Una volta Claudio G. Fava, critico Rai, si congratulò con se stesso per aver sì dovuto acquistare un film algerino per via di paralizzanti accordi bilaterali: ma mai ci avrebbe ammorbato le notti tv con fiction simile. Aveva torto, la legge, a proposito di film di regime, dovrebbe essere uguale per tutti. E, contemporaneamente, tesori immaginari di immensa potenza emozionale e artistica, realizzati laggiù, da Allouache e Malas, da Chahine e Mohmoud Ben Mahmoud, inondavano i palinsesti di Nord Europa, Germania, Francia. Non che Cardini, poi, abbia fatto alcunché. Dunque anche noi, parafrasando Khatami, abbiamo un approccio democratico reale, o stemperato o regressivo, e in guerra tra loro (e quello reale ha i suoi martiri: Palme, Moro, Lumumba e Sankara sono i Motahari e i Behesti "occidentali"). Semplificando troppo si finisce per dire parole "di buon senso, scontate e... errate": far gerarchie o steccati tra razze, con l'aggravante della tolleranza (l'apartheid) o classifiche generale tra culture come fossero club quotati in borsa (Berlusconi, fan di Pretoria suprematista). O per i legami profondi, mai sottolineati, tra epoca d'oro arabo-andalusa e motorino d'avviamento della tradizione più laica e progressista della nostra tecnologica "civiltà occidentale". Quel 1200, marchingegno sperimentale islamico-ebraico-cristiano nelle scienze, arti, erotismo, che prefigurò stampa e individualità democratica... Tutto ciò che proprio i regressivi e gli stemperati tra i cristiani dell'epoca, mercantilisti brutali, combattevano, crociati poi inquisitori poi neoliberisti, per bloccare ogni illuminismo altro. Dandoci della libertà un orizzonte così angusto da far vomitare l'ovest, oggi, prima ancora del derelitto sud, che abbiamo sottosviluppato con sadismo. Dai barbari contro il magnifico Saladino a Graziani contro Omar Mukhtar, eroe libico censurato dalla memoria, perché nuoceva (vero Andreotti? Vero Raffaele Costa?) allo spaccio di mine anti-uomo...
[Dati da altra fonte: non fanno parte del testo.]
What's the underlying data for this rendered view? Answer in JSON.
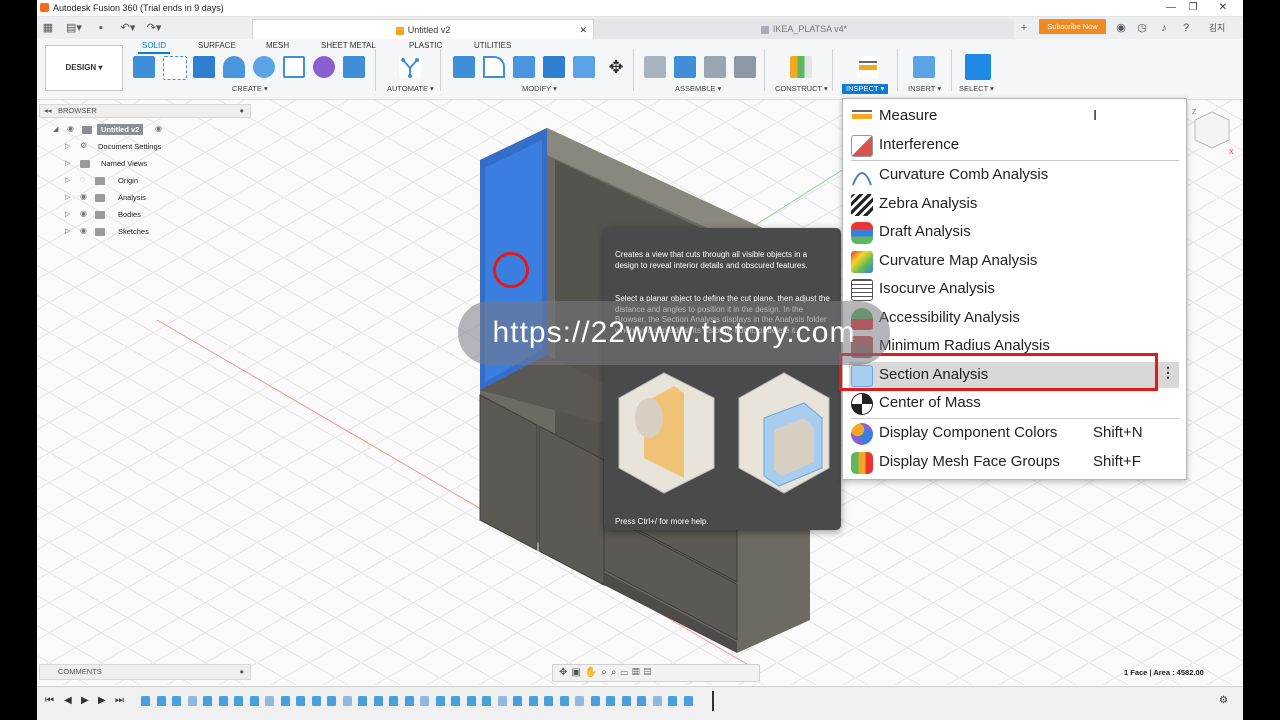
{
  "window": {
    "title": "Autodesk Fusion 360 (Trial ends in 9 days)"
  },
  "tabs": [
    {
      "label": "Untitled v2"
    },
    {
      "label": "IKEA_PLATSA v4*"
    }
  ],
  "header": {
    "subscribe_label": "Subscribe Now",
    "user_label": "김지"
  },
  "toolbar": {
    "workspace_label": "DESIGN ▾",
    "ws_tabs": [
      "SOLID",
      "SURFACE",
      "MESH",
      "SHEET METAL",
      "PLASTIC",
      "UTILITIES"
    ],
    "groups": [
      "CREATE ▾",
      "AUTOMATE ▾",
      "MODIFY ▾",
      "ASSEMBLE ▾",
      "CONSTRUCT ▾",
      "INSPECT ▾",
      "INSERT ▾",
      "SELECT ▾"
    ]
  },
  "browser": {
    "title": "BROWSER",
    "root": "Untitled v2",
    "items": [
      "Document Settings",
      "Named Views",
      "Origin",
      "Analysis",
      "Bodies",
      "Sketches"
    ]
  },
  "comments_label": "COMMENTS",
  "status_text": "1 Face | Area : 4582.00",
  "inspect_menu": {
    "items": [
      {
        "label": "Measure",
        "shortcut": "I"
      },
      {
        "label": "Interference",
        "shortcut": ""
      },
      {
        "label": "Curvature Comb Analysis",
        "shortcut": ""
      },
      {
        "label": "Zebra Analysis",
        "shortcut": ""
      },
      {
        "label": "Draft Analysis",
        "shortcut": ""
      },
      {
        "label": "Curvature Map Analysis",
        "shortcut": ""
      },
      {
        "label": "Isocurve Analysis",
        "shortcut": ""
      },
      {
        "label": "Accessibility Analysis",
        "shortcut": ""
      },
      {
        "label": "Minimum Radius Analysis",
        "shortcut": ""
      },
      {
        "label": "Section Analysis",
        "shortcut": ""
      },
      {
        "label": "Center of Mass",
        "shortcut": ""
      },
      {
        "label": "Display Component Colors",
        "shortcut": "Shift+N"
      },
      {
        "label": "Display Mesh Face Groups",
        "shortcut": "Shift+F"
      }
    ]
  },
  "tooltip": {
    "p1": "Creates a view that cuts through all visible objects in a design to reveal interior details and obscured features.",
    "p2": "Select a planar object to define the cut plane, then adjust the distance and angles to position it in the design. In the Browser, the Section Analysis displays in the Analysis folder where you can adjust its visibility, edit it, or delete it.",
    "help": "Press Ctrl+/ for more help."
  },
  "watermark": "https://22www.tistory.com",
  "colors": {
    "accent": "#0b7bd4",
    "highlight_red": "#e21a1a",
    "subscribe": "#f08a24"
  }
}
Ricordate i pupi siciliani? Tancredi che uccide dopo una notte di duello Clorinda, l'amata combattente amazzone maomettana, senza riconoscerla, perché "donna e combattente" è binomio assurdo. Strano, no? Ma il '900 arabo senza Om Kalthoun non avrebbe fisionomia... Mi colpiva, nei primi anni 90, invece che il chiusissimo Giappone apriva le porte all'immigrazione iraniana. Certo società innervate di finish machista entrambe. Però dove le donne godono (almeno dopo la vittoria elettorale del geniale estremista Kathami) di un certo rispetto e di una diversa libertà. Alle 4 di notte una donna a Teheran o a Tokyo che giri da sola ha meno probabilità di essere molestata che qui sotto, in via Tomacelli di Roma. Anche se non si gira certo ancora con identico spiritello leggiadro. Globalizzazione, facci sognare un po' di più. Tanto non bastano i crociati contro la scuola Diaz o gli aerei nazisti pieni di carne umana da scaraventare contro il simbolo stesso "della plutocrazia anglo-americana", per fermare il Seattle people. Siamo tutti afghani americani.